9. What you need to do
Taking into account the extreme technical complexity of the GloBE rules, their global reach and fast implementation (in some countries they will apply already in 2023), it is crucial to start preparing for their application as soon as possible. The following initial steps would help to understand if your business or private wealth structure may be affected by the new rules:
1) Review the structure to assess if a consolidated group exists with entities in more than one country.
2) Calculate the consolidated annual revenue for the past four financial years to determine if the threshold of EUR 750 million is reached in any two of them.
3) Check if the jurisdictions where the group entities are located have already implemented the minimum tax rules and other components of BEPS 2.0.
If the above steps indicate that there is a multinational group subject to the minimum tax rules, you will need to prepare to do the following calculations:
1) Calculate effective tax rate for entities in each jurisdiction where the group operates;
2) Compare the effective tax rate in Step 1 with the 15% minimum rate.
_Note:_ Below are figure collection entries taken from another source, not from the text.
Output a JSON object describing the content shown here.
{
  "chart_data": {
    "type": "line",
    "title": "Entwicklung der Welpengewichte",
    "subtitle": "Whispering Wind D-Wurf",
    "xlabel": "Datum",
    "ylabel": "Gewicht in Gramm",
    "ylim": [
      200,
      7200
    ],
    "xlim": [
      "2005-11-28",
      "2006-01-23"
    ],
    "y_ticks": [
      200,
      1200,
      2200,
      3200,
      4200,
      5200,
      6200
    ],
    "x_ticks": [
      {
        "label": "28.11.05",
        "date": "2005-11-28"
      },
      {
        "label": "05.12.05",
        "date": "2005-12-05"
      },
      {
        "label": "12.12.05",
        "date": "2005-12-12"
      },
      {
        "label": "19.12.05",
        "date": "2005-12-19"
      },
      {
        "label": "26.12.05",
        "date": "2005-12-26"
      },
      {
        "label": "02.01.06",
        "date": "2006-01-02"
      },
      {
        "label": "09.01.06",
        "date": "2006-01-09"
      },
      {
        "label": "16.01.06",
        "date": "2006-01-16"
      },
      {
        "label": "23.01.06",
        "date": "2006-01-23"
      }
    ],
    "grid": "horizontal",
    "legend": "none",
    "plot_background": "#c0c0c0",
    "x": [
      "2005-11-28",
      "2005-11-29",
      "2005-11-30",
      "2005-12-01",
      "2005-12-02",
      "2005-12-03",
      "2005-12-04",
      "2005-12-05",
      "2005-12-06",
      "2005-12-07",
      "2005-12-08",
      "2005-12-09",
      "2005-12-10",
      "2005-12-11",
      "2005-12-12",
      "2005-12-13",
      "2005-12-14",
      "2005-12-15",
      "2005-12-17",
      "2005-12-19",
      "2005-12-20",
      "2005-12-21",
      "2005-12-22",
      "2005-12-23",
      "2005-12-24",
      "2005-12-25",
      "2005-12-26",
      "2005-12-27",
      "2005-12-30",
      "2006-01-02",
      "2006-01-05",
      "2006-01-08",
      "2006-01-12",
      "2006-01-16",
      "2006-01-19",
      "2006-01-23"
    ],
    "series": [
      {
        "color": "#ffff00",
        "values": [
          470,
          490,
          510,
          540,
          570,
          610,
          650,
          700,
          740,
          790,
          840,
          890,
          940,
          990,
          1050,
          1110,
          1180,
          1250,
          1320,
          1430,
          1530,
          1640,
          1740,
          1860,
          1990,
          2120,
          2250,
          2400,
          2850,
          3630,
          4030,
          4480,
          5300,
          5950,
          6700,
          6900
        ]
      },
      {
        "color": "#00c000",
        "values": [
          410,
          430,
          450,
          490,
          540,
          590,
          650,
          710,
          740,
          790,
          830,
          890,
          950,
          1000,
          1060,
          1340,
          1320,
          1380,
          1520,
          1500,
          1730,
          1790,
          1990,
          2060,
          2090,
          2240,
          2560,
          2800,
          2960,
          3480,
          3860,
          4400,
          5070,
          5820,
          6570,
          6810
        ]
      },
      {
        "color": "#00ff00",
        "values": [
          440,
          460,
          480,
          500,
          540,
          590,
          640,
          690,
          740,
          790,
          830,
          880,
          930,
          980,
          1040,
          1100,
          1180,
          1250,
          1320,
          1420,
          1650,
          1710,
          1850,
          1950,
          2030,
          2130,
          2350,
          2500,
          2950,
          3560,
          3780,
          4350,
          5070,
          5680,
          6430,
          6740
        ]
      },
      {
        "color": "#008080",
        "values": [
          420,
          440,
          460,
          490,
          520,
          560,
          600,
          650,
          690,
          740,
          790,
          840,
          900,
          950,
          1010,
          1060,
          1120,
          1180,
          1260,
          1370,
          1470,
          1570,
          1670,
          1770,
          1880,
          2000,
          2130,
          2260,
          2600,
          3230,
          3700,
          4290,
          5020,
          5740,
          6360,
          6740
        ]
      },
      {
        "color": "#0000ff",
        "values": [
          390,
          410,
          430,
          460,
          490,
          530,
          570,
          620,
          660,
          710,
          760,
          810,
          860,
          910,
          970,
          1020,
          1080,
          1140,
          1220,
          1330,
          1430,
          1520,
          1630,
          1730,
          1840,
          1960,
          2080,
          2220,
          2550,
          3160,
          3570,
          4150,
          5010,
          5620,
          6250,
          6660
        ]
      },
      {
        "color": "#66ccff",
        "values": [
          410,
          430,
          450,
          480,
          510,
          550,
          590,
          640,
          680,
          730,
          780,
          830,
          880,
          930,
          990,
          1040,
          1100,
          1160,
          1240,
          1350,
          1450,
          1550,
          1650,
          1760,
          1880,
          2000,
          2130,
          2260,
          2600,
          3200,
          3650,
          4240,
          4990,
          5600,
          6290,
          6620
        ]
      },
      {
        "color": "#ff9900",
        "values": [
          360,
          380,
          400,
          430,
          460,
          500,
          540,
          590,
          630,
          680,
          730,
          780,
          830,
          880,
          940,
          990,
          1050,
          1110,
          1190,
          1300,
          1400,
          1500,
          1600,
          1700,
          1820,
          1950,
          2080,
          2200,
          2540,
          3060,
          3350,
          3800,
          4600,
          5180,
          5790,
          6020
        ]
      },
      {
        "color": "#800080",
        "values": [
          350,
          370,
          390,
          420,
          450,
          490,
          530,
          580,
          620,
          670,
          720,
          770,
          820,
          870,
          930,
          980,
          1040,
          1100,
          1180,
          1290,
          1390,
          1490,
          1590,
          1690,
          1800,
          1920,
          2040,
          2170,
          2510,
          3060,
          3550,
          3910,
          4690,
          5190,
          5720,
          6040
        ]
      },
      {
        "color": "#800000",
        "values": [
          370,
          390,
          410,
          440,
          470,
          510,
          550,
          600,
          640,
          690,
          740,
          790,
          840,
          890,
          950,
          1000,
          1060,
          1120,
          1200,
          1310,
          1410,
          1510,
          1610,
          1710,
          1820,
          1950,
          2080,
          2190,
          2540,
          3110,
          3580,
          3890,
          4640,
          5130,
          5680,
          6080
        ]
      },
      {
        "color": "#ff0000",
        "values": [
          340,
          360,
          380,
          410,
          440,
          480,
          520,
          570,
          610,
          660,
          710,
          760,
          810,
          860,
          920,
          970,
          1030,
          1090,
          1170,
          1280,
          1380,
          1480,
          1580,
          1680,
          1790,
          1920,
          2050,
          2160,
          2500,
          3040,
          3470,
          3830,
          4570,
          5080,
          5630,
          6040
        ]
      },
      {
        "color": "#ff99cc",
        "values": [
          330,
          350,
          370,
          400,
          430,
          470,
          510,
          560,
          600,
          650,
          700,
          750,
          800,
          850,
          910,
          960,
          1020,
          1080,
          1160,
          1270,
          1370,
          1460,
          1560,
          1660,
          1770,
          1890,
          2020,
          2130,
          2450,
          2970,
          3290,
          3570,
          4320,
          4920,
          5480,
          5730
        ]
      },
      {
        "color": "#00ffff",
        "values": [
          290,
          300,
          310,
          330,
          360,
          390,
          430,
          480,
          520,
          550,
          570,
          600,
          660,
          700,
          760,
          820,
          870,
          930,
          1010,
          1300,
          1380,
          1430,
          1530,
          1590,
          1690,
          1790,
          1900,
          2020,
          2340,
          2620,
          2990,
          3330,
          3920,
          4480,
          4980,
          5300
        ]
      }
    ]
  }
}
If the effective rate is below 15%, the difference is the rate of the top-up tax;
3) Calculate the amount of the top-up tax;
4) Pay the top-up tax (either domestically or at the level of the ultimate parent).
MNEs affected by the GloBE rules would have rather limited restructuring opportunities, since moving operations to lower-tax jurisdictions would have no or little tax advantage. In certain cases, a de-merger, or a sale of a part of the group may be considered, if it is commercially justified. In other cases, it is recommended that the group should be reviewed carefully to identify any excluded entities that are not subject to the calculations and administrative formalities of the GloBE rules. For entities which may not be excluded from the GloBE rules, one should further analyse if any of the income or gains could be excluded from the GloBE income calculations.